Each codespace that you create is hosted on a separate virtual machine. When you create a codespace from a repository, you can usually choose from different types of virtual machines. Each machine type has different resources (processor cores, memory, storage) and, by default, the machine type with the least resources is used. For more information, see "Changing the machine type for your codespace."

If your project needs a certain level of compute power, you can configure GitHub Codespaces so that only machine types that meet these requirements can be used by default, or selected by users. You configure this in a devcontainer.json file.

Unpublished codespaces (codespaces created from a template that are not linked to a repository on GitHub) always run on a virtual machine with the same specifications. You can't change the machine type of an unpublished codespace.

Important

Access to some machine types may be restricted at the organization level. Typically this is done to prevent people choosing higher resourced machines that are billed at a higher rate. If your repository is affected by an organization-level policy for machine types you should make sure you don't set a minimum specification that would leave no available machine types for people to choose. For more information, see "Restricting access to machine types."

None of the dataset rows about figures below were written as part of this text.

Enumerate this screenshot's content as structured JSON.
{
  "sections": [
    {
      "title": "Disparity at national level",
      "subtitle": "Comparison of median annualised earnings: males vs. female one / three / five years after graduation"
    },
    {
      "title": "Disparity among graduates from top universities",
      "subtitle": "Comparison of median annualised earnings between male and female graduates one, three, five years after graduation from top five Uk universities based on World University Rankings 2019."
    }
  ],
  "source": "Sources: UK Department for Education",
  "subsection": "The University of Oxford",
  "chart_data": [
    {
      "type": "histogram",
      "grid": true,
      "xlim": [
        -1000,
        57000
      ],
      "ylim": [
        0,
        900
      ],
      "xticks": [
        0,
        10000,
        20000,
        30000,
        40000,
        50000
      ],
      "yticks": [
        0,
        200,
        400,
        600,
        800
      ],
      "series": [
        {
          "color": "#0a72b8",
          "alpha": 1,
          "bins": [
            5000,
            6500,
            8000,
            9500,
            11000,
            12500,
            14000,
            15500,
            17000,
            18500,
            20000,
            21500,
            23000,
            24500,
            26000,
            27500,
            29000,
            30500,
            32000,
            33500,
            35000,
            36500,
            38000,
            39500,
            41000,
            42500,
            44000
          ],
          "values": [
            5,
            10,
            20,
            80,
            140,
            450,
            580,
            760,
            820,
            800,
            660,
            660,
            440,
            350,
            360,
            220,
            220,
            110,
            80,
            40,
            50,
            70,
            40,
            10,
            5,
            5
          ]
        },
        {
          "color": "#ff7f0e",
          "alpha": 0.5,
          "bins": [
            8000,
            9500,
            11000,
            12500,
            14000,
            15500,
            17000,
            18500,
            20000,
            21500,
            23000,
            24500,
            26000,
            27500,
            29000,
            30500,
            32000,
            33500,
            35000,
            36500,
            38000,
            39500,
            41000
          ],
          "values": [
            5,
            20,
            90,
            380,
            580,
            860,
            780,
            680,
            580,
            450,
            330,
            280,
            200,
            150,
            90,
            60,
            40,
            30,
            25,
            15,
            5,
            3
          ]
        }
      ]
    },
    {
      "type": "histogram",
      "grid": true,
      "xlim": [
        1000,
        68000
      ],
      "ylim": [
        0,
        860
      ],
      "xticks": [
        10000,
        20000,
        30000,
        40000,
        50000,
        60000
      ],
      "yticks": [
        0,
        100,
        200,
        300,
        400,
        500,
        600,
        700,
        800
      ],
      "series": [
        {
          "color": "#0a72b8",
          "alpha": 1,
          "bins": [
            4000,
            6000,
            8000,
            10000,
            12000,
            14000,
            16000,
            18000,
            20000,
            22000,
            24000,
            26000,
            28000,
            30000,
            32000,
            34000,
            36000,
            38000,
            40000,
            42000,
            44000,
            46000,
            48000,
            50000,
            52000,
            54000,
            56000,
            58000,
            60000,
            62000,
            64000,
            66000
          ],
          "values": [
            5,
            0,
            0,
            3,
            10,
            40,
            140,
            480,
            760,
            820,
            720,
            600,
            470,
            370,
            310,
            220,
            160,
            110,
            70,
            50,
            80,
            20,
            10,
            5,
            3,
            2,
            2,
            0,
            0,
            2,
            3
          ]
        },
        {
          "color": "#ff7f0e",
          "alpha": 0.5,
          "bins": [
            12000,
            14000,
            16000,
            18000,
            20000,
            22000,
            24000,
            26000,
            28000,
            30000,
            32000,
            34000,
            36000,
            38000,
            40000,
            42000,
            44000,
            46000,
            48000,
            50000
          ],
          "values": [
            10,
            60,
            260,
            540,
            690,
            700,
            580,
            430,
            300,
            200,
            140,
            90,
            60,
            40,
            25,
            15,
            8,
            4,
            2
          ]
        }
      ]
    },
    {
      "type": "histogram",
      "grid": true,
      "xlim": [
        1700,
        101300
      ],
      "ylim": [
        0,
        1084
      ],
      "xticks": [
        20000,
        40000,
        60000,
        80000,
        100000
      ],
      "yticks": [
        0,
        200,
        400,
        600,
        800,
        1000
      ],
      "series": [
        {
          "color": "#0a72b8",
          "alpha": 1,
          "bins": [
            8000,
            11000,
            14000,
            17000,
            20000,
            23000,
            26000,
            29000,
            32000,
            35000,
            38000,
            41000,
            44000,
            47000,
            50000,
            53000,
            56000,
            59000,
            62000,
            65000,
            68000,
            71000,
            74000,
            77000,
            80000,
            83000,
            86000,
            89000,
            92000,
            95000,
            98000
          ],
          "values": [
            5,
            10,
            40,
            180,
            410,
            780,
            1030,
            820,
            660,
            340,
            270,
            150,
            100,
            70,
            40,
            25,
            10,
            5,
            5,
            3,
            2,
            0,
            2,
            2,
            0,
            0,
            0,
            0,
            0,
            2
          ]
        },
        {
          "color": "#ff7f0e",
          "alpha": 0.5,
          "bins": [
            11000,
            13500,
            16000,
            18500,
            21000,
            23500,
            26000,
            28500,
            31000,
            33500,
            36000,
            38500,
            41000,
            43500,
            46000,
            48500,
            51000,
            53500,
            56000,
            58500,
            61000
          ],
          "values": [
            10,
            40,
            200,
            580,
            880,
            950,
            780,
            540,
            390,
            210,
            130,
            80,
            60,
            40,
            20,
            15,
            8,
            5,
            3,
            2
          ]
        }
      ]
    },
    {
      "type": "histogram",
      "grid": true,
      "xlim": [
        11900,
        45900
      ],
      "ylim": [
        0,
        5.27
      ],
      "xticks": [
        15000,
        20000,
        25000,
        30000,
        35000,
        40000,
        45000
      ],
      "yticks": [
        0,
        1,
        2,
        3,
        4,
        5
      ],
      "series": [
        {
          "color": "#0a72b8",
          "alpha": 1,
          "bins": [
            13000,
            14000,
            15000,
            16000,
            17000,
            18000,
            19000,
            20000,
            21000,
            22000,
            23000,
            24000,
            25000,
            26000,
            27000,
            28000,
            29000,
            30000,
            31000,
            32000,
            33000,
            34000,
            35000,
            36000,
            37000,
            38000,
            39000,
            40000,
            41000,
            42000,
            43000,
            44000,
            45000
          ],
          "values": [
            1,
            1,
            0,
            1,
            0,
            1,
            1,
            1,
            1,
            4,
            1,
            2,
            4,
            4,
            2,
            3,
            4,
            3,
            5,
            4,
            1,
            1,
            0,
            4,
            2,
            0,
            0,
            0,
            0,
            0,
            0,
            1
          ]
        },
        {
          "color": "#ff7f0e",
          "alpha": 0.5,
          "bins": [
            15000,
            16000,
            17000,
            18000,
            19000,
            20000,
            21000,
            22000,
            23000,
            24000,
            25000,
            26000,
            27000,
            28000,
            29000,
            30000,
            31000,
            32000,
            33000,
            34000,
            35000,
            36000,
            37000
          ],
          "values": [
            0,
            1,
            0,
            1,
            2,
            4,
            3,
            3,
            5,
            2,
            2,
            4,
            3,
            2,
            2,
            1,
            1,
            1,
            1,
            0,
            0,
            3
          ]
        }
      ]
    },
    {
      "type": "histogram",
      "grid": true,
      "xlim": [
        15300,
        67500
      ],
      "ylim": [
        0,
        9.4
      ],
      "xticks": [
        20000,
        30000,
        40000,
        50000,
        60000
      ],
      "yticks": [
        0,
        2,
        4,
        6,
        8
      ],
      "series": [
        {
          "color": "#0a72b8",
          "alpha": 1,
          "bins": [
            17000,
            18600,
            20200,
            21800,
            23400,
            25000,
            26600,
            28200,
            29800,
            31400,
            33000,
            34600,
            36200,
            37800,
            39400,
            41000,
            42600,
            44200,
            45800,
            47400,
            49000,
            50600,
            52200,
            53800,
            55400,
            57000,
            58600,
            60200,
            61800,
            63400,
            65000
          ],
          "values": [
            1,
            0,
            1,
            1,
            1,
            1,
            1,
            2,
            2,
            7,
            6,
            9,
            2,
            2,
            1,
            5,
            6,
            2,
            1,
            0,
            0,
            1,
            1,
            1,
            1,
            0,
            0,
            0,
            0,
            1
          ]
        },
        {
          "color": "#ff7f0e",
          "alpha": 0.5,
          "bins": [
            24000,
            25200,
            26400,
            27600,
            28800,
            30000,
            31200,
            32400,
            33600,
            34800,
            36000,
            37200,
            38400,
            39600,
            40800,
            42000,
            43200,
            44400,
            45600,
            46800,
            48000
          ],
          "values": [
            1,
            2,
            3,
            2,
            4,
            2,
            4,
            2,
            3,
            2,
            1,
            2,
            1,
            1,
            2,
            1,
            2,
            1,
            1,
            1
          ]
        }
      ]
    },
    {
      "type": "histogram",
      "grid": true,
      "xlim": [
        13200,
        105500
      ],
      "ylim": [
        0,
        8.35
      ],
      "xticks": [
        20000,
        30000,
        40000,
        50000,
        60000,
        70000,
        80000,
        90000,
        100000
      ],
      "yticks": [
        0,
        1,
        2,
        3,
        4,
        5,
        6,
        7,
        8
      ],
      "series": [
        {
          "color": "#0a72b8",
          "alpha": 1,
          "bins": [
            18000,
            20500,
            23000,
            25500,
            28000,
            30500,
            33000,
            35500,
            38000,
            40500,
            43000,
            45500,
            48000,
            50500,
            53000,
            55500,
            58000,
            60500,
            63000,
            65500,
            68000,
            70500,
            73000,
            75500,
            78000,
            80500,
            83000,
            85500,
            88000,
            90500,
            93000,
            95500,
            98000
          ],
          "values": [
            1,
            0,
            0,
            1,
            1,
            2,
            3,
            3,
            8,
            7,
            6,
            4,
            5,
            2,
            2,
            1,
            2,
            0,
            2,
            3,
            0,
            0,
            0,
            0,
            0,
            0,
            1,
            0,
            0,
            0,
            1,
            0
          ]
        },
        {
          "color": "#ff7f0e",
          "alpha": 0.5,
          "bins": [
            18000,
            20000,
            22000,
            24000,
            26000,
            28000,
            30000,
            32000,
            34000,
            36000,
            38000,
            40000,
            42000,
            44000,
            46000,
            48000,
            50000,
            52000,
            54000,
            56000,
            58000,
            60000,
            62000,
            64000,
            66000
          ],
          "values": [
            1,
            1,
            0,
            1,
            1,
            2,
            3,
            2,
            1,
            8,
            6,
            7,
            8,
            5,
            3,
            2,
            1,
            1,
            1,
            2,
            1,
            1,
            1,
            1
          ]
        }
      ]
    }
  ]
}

Setting a minimum machine specification

  1. You can configure the codespaces that are created for your repository by adding settings to a devcontainer.json file. If your repository doesn't already contain a devcontainer.json file, you can add one now. See "Adding a dev container configuration to your repository."

  2. Edit the devcontainer.json file, adding the hostRequirements property at the top level of the file, within the enclosing JSON object. For example:

    JSON
    "hostRequirements": {
       "cpus": 8,
       "memory": "8gb",
       "storage": "32gb"
    }
    

    You can specify any or all of the options: cpus, memory, and storage.

    To check the specifications of the GitHub Codespaces machine types that are currently available for your repository, step through the process of creating a codespace until you see the choice of machine types. For more information, see "Creating a codespace for a repository."

  3. Save the file and commit your changes to the required branch of the repository.

    Now when you create a codespace for that branch of the repository, and you go to the creation configuration options, you will only be able to select machine types that match or exceed the resources you've specified.

    Screenshot of a list of machine types. The 2- and 4-core options are labeled "Below dev container requirements."